When did chivalric romance shift from verse to prose?
In the early 13th century, romances shifted from verse to prose. This change marked a turning point in how stories were told across Europe.
Short answers, pulled from the story.
In the early 13th century, romances shifted from verse to prose. This change marked a turning point in how stories were told across Europe.
Thomas Malory's Le Morte d'Arthur exemplifies this shift by compiling earlier Arthurian material into a cohesive prose work. The text represents the dominance of prose over rhyme and meter by the late medieval period.
Medieval authors grouped most romances under three thematic cycles: the Matter of Rome, the Matter of France, and the Matter of Britain. Jean Bodel first described these categories in the 12th century within his epic Song of the Saxons.
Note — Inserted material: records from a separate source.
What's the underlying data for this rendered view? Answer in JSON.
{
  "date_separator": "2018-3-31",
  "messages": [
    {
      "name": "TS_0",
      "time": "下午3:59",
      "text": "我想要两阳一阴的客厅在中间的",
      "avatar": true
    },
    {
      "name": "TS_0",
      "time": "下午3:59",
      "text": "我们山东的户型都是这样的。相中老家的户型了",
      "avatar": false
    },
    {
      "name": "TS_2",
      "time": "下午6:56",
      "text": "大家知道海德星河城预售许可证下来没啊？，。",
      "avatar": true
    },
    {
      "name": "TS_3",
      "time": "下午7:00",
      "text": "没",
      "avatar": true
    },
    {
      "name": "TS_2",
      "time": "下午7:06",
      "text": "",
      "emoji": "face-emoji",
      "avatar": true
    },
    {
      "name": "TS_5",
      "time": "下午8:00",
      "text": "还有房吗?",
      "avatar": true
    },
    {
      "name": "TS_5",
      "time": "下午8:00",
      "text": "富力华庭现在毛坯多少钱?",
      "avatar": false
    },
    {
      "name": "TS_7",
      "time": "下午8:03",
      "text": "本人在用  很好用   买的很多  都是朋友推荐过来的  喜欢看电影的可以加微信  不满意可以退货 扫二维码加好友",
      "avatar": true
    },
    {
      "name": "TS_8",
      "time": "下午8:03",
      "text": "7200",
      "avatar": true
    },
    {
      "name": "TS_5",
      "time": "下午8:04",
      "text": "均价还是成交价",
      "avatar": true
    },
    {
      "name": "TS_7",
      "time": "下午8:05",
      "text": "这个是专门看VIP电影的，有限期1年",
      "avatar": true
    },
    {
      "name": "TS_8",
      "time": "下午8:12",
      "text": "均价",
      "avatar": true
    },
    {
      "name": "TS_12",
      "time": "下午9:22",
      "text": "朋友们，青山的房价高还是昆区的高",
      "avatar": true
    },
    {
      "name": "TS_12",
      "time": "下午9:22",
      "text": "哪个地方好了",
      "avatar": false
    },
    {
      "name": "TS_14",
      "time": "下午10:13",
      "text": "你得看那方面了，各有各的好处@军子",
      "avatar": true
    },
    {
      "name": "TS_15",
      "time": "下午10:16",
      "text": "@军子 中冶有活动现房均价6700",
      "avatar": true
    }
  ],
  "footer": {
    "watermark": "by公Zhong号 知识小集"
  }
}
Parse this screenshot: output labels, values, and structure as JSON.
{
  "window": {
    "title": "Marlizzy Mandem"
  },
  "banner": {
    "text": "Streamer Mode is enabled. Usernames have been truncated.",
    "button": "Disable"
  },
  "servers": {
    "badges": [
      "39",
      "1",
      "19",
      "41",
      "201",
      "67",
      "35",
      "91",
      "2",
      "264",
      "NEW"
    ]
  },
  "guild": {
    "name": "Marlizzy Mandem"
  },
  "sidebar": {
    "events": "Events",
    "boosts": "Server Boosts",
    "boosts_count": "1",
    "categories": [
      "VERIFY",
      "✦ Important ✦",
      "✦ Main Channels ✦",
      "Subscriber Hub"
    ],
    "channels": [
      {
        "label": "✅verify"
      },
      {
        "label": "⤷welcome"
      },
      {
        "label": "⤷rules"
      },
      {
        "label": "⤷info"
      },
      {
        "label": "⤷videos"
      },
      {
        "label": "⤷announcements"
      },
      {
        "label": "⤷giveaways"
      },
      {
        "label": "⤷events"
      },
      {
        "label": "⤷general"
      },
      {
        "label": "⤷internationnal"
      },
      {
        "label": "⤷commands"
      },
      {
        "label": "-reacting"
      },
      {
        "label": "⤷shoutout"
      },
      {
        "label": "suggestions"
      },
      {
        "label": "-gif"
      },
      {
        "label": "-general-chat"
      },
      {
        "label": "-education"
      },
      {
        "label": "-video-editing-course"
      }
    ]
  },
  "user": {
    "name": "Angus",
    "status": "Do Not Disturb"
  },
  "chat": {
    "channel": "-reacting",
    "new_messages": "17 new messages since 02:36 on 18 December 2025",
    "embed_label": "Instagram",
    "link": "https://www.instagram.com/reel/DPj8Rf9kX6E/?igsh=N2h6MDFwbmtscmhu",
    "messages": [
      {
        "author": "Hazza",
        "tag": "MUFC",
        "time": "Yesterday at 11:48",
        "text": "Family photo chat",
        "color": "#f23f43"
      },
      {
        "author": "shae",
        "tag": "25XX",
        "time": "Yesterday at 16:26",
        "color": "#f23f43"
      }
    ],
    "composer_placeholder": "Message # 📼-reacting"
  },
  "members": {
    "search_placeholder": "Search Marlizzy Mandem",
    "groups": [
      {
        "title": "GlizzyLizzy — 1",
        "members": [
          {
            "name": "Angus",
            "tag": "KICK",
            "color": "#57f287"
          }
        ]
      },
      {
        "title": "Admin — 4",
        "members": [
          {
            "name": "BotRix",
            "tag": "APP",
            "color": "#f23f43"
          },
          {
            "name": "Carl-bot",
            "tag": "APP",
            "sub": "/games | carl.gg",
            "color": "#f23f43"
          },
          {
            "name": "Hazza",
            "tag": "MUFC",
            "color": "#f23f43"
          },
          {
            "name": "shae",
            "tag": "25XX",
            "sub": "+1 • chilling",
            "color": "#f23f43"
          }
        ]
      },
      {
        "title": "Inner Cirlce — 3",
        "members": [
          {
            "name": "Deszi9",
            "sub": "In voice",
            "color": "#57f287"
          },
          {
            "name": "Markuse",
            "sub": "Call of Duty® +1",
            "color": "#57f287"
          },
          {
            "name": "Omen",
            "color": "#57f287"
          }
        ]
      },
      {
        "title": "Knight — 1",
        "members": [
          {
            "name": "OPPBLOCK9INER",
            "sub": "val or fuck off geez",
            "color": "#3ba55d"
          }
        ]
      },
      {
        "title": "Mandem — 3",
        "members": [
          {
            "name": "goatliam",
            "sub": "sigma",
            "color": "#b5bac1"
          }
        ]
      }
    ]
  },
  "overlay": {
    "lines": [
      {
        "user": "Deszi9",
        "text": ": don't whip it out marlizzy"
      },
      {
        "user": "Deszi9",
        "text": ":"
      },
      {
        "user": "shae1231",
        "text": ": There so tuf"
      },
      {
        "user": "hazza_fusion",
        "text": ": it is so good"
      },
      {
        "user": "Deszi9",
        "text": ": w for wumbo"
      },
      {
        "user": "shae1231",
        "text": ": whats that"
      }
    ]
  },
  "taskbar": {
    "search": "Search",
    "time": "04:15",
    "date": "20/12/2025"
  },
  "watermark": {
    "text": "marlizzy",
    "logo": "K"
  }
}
Queen Euphemia of Rügen commissioned the Eufemiavisorna in the early fourteenth century marking Sweden's entry into the tradition. These works preserved the spirit of romance even as they adapted to local tastes through translations of French chansons de geste.
By 1600 many secular readers viewed chivalric romance as trite and childish literature prompting Miguel de Cervantes to satirize the genre in Don Quixote. Critics during the shifting intellectual atmosphere of the 17th century deemed romances harmful worldly distractions while humanists attacked the genre as barbarous and silly.